One of the biggest weaknesses in any environment is maintaining effective authentication and authorization controls.
As Filip Truta wrote in Mitigating the most common cloud vulnerabilities, he explains how the NSA detailed how access control weaknesses can enable attackers to can control of cloud resources. “Poor access control can be mitigated by enforcing strong authentication and authorization protocols, like: multi factor authentication with strong factors and regular re-authentication; limit access to and between cloud resources and implementing a Zero-Trust model; audit access logs for security concerns using automated tools; avoid leaking API keys by not including said keys in software version control systems,” the NSA said.
What is Zero Trust? Zero Trust is essentially an approach to security that enterprises (or any organization for that matter, really) shouldn’t trust that anything inside or outside its environment is not to be trusted automatically, users and systems need to be vetted before granting access. Sounds basic, and it is in reality, but because it’s basic doesn’t mean it’s easy.
According to a recent study from Pulse Secure, 72% of organizations hope to implement Zero Trust capabilities this year in their effort to curb increasing cybersecurity risks. The survey found that nearly half, or 47%, of those surveyed said they lack confidence implementing Zero Trust. The report is based on a survey conducted by Cybersecurity Insiders.
This progress report is based on over 400 cybersecurity decision-makers, who were asked how their organizations are implementing Zero Trust. The survey sought to capture key drivers, adoption levels, technologies used, investments made and perceived benefits.
Interestingly, the report found that Zero Trust access is finally moving from dream boards to implementation in more organizations, but nearly half of organizations are not confident in their ability to implement Zero Trust.
Of those surveyed, more than 40% says that they face challenges from vulnerable mobile and other at-risk devices, attacks from poorly secured partners, risks from privileged employees, and shadow IT. Additionally, 45% of respondents said they are concerned about access security to public clouds, while 43% cite bring your own device security issues, and over 70% said they hope to move further along with their identity and access management programs.
It turns out that there are good reasons for concern when it comes to the increased mobility. The survey found that increased mobility and the number of cloud services in use make it more challenging for security teams to protect enterprise applications and data.

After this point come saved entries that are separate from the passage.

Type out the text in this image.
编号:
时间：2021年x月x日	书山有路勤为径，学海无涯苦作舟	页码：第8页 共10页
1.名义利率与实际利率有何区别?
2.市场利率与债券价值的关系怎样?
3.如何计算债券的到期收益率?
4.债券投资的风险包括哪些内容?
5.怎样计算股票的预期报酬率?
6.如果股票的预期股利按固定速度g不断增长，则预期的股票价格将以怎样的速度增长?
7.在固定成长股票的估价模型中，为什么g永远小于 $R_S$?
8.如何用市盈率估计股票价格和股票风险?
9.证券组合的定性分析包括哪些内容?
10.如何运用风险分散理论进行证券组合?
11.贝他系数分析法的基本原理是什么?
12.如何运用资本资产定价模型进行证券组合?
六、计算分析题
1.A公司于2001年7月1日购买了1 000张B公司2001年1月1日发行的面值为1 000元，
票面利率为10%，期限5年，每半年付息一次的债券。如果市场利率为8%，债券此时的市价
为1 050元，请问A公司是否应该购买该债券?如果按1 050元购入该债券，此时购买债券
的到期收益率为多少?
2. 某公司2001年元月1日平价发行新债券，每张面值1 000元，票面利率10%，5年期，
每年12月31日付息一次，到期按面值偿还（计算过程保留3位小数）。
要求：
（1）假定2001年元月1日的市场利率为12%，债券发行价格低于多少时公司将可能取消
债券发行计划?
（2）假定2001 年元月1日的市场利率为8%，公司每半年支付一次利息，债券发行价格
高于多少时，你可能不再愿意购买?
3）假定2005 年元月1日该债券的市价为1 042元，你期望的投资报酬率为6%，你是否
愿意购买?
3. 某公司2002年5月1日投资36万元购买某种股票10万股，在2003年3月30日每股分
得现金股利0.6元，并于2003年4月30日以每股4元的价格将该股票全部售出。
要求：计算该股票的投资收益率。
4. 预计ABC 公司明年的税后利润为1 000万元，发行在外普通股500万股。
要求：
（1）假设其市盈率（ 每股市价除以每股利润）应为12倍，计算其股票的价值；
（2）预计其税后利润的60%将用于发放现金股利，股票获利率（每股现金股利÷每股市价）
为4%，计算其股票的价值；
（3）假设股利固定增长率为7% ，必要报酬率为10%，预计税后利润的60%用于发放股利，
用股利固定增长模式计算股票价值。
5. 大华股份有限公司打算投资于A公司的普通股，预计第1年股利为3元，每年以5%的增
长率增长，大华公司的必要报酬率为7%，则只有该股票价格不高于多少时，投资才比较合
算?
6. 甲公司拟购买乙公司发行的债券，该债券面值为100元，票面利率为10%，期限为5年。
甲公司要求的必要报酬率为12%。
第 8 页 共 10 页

For these reasons, the Zero Trust report found that nearly a third of cybersecurity professionals saw value in Zero Trust implementation to address hybrid IT security issues.
The survey also found that about a quarter of respondents said that their organizations will be adopting software defined perimeter to help improve security.

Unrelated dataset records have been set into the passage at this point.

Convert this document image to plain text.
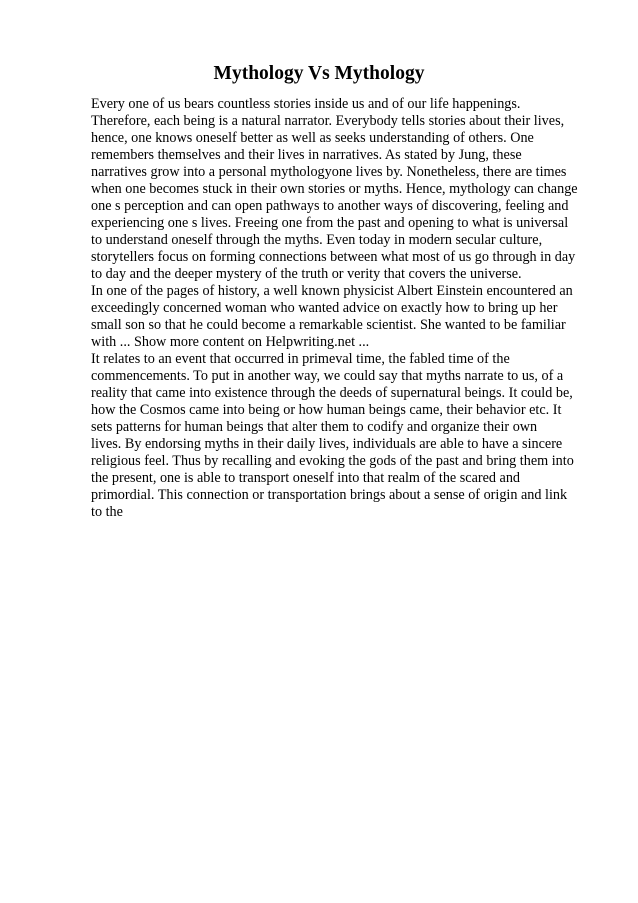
Mythology Vs Mythology
Every one of us bears countless stories inside us and of our life happenings.
Therefore, each being is a natural narrator. Everybody tells stories about their lives,
hence, one knows oneself better as well as seeks understanding of others. One
remembers themselves and their lives in narratives. As stated by Jung, these
narratives grow into a personal mythologyone lives by. Nonetheless, there are times
when one becomes stuck in their own stories or myths. Hence, mythology can change
one s perception and can open pathways to another ways of discovering, feeling and
experiencing one s lives. Freeing one from the past and opening to what is universal
to understand oneself through the myths. Even today in modern secular culture,
storytellers focus on forming connections between what most of us go through in day
to day and the deeper mystery of the truth or verity that covers the universe.
In one of the pages of history, a well known physicist Albert Einstein encountered an
exceedingly concerned woman who wanted advice on exactly how to bring up her
small son so that he could become a remarkable scientist. She wanted to be familiar
with ... Show more content on Helpwriting.net ...
It relates to an event that occurred in primeval time, the fabled time of the
commencements. To put in another way, we could say that myths narrate to us, of a
reality that came into existence through the deeds of supernatural beings. It could be,
how the Cosmos came into being or how human beings came, their behavior etc. It
sets patterns for human beings that alter them to codify and organize their own
lives. By endorsing myths in their daily lives, individuals are able to have a sincere
religious feel. Thus by recalling and evoking the gods of the past and bring them into
the present, one is able to transport oneself into that realm of the scared and
primordial. This connection or transportation brings about a sense of origin and link
to the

Of those considering software defined perimeter, 53% said they would need a hybrid IT deployment and 25% turn to software-as-a-service.
Key findings of the survey include:
- Nearly equal confidence and lack of confidence in applying Zero Trust model in their Secure Access architecture (53% have confidence, 47% are not confident);
- More than 50% of survey respondents cited data protection, breach prevention, and endpoint, IOT and insider threat reduction are key drivers for Zero Trust;
- Over 40% expressed privilege management, insecure partner access, cyberattacks, shadow IT risks, and vulnerable mobile and at-risk device resource access as top challenges to secure access to applications and resources;
- 45% are concerned public cloud application access security, and 43% with BYOD exposures;
- 70% of organizations plan to advance their identity and access management capabilities;
- 30% of organizations are seeking to simplify secure access delivery including enhancing user experience and optimizing administration and provisioning;
- 53% considering Software Defined Perimeter (SDP) would implement a hybrid IT deployment, with 25% adopting a SaaS implementation.
“Some organizations are hesitant to implement Zero Trust as SaaS because they might have legacy applications that will either delay, or prevent, cloud deployment. Others might have greater data protection obligations, where they are averse to having controls and other sensitive information leaving their premises, or they have a material investment in their datacenter infrastructure that meets their needs,” said Holger Schulze, founder and CEO of Cybersecurity Insiders.